In New Orleans, Louisiana, there is this magical thing where you can put your alcoholic drink in a plastic cup of any kind and leave the establishment you are patronizing—or even your own very house—and go outside.
It’s called a “go-cup” and, in its simplest form, it looks like this:
The bars and restaurants have them for your convenience and many residents keep a supply on hand too.
I still remember the first time I went to New Orleans, about five years ago, and realized that I could do this. It was … OK, liberating might be a strong word … but it did bring into sharp relief the lack of freedom that I experience in other parts of the U.S. that do not allow public consumption of alcohol. Moreover, it revealed to me how deeply I had internalized the idea that (1) you can’t drink alcohol in public, (2) if you want to drink alcohol and you’re not at home, you have to purchase it from a vendor, and (3) if you purchase a drink, you must finish drinking it or abandon the remains if you want to go somewhere else.

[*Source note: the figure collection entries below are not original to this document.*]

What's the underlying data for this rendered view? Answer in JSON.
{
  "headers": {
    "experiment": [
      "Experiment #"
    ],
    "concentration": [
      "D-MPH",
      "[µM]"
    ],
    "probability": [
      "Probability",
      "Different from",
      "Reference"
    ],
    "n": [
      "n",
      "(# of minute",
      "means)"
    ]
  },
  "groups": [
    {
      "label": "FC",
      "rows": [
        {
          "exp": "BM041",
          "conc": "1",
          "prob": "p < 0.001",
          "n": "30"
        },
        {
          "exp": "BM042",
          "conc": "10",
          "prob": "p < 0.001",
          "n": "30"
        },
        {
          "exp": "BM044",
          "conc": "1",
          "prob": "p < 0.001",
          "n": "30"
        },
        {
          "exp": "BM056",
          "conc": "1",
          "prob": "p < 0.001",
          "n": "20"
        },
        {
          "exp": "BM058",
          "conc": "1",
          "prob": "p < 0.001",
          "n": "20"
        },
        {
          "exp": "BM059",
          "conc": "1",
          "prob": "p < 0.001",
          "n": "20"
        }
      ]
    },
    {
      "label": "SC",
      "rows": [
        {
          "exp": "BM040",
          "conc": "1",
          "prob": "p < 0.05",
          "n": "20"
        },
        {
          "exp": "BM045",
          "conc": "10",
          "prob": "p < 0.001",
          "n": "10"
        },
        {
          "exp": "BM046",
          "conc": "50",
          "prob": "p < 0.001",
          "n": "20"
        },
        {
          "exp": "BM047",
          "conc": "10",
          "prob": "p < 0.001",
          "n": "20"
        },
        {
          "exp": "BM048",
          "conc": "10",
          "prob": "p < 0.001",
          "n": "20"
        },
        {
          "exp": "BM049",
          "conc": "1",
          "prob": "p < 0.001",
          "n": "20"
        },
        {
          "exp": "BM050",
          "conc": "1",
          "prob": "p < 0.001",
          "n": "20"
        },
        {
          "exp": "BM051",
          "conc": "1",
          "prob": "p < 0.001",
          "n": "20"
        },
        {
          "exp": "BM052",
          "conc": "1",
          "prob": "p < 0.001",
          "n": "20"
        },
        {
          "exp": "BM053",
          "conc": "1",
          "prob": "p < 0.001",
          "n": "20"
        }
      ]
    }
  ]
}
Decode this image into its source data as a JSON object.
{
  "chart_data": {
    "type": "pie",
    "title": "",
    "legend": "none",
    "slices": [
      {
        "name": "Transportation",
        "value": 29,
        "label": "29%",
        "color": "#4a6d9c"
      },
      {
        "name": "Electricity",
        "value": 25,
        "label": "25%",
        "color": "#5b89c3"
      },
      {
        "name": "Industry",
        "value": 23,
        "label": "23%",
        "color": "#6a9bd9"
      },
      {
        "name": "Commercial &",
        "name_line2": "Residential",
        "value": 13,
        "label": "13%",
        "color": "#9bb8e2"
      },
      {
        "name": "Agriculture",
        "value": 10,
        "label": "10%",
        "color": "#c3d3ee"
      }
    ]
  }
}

Dolores’ experience is a great example of how we internalize rules invented by humans to the point where they feel like laws of nature.
None of these rules apply in New Orleans.
I had the pleasure of showing my friend Dolores around the city last month and chuckled as she kept forgetting that we could leave a bar or restaurant with a drink in hand. I’d suggest we go and she’d remember, suddenly, that we could. We didn’t have to sit around and finish our drinks. Or, even crazier, we could pop into a bar as we walked by, order a drink, and keep going on our merry way. Her realization that these were possibilities happened over and over again, as she kept reverting to her non-conscious habits.
Dolores’ experience is a great example of how we internalize rules invented by humans to the point where they feel like laws of nature. In our daily lives in Los Angeles, California, where we both live, we hang out together and drink alcohol under the local regulations. We rarely feel constrained by these because we forget that it could be another way. This is the power of culture to make alternative ways of life invisible and, as a result, gain massive public conformity to arbitrary norms and laws.